Global Resources

What is female genital mutilation (FGM)?

Publisher: Africans Unite Against Child Abuse
Publication Date: May 2008
Due, in part, to the increased emigration from Africa in recent decades, female genital mutilation (FGM) has become a global problem. One of the challenges that this rapid increase of migrant Africans poses for the UK government is the need for proactive strategies to address harmful cultural practices such as FGM. This publication was produced by Africans Unite Against Child Abuse (AFRUCA) as part of their Safeguarding African Children in the UK series to highlight the problem of FGM, and the role that members of the African community in the UK can play in addressing it.

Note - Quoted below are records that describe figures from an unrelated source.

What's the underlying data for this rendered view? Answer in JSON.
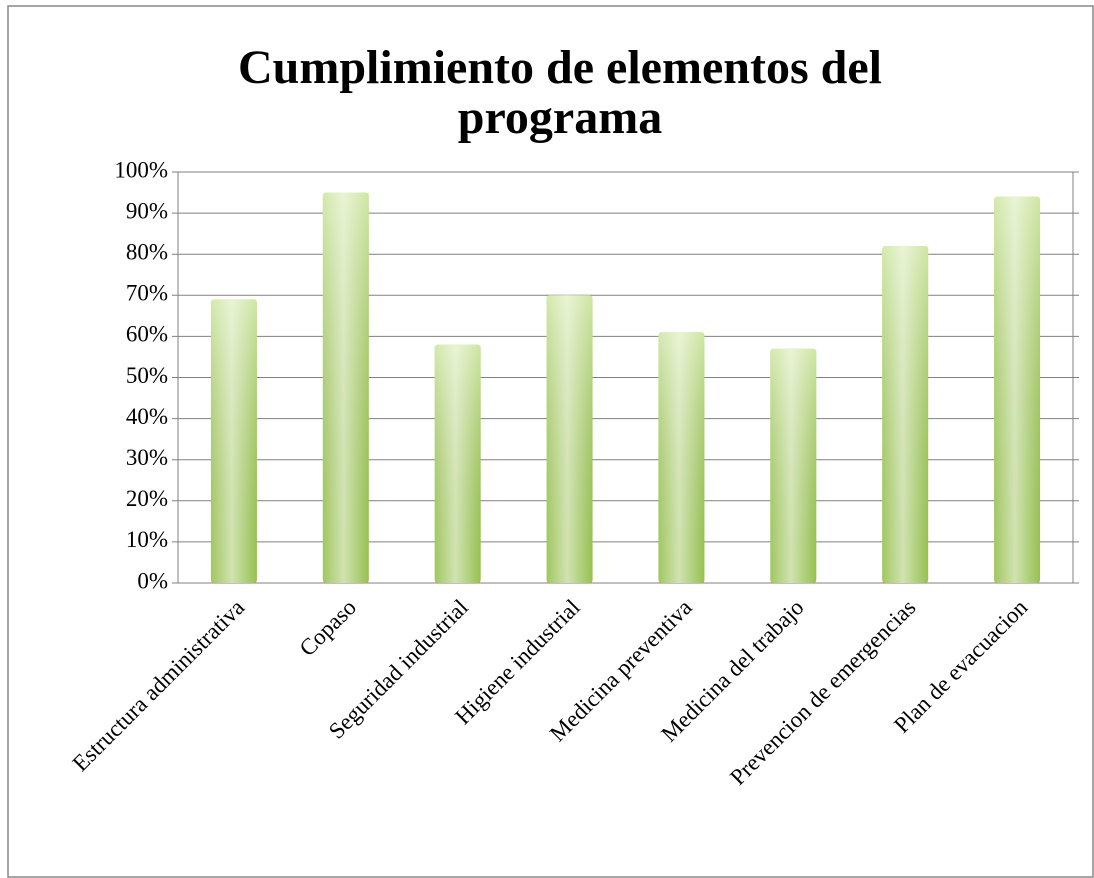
{
  "chart_data": {
    "type": "bar",
    "title": "Cumplimiento de elementos del programa",
    "categories": [
      "Estructura administrativa",
      "Copaso",
      "Seguridad industrial",
      "Higiene industrial",
      "Medicina preventiva",
      "Medicina del trabajo",
      "Prevencion de emergencias",
      "Plan de evacuacion"
    ],
    "values": [
      69,
      95,
      58,
      70,
      61,
      57,
      82,
      94
    ],
    "color": "#a8d25a",
    "ylim": [
      0,
      100
    ],
    "yticks": [
      {
        "value": 0,
        "label": "0%"
      },
      {
        "value": 10,
        "label": "10%"
      },
      {
        "value": 20,
        "label": "20%"
      },
      {
        "value": 30,
        "label": "30%"
      },
      {
        "value": 40,
        "label": "40%"
      },
      {
        "value": 50,
        "label": "50%"
      },
      {
        "value": 60,
        "label": "60%"
      },
      {
        "value": 70,
        "label": "70%"
      },
      {
        "value": 80,
        "label": "80%"
      },
      {
        "value": 90,
        "label": "90%"
      },
      {
        "value": 100,
        "label": "100%"
      }
    ],
    "grid": true
  }
}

This publication describes four types of FGM: cutting off the hood or prepuce of the clitoris (also known as Sunna) among practising communities; clitoridectomy, which involves the excision of the entire clitoris and parts of the inner vaginal lips (labia minora); and any procedure that affects the female genitalia, such as piercing, pricking, stretching of the clitoris and or labia minor, and adding corrosive substances and herbs to add dryness or to narrow the vagina.

The next section addresses the reasons why FGM is practiced. Although it is not certain how FGM began, there are various myths, religious beliefs and socio-cultural ideologies in different communities. Among the reasons it is believed that 'the ancestors' began the practice are: to curtail sexual excitement in girls, thereby preventing pre-marital sex. There are myths about FGM protecting women from demons who could otherwise have sex with them, give them diseases, cause them to give birth to deformed (demonic) babies. FGM is practiced in many communities as a rite of passage just before girls reach puberty. It is believed that un-mutilated girls and women are unclean, promiscuous and unsuitable for marriage. Among other reasons FGM is practiced is the mistaken belief that it is a religious requirement; the dominant religions in Africa are Christianity and Islam, but neither the Bible nor the Koran supports it (this is discussed further in the FGM and religion section). This document also talks about the many health risks and complications resulting from FGM; the rights of children and women under UK and international law; and contains advice for family and community members to safeguard girls at risk of FGM.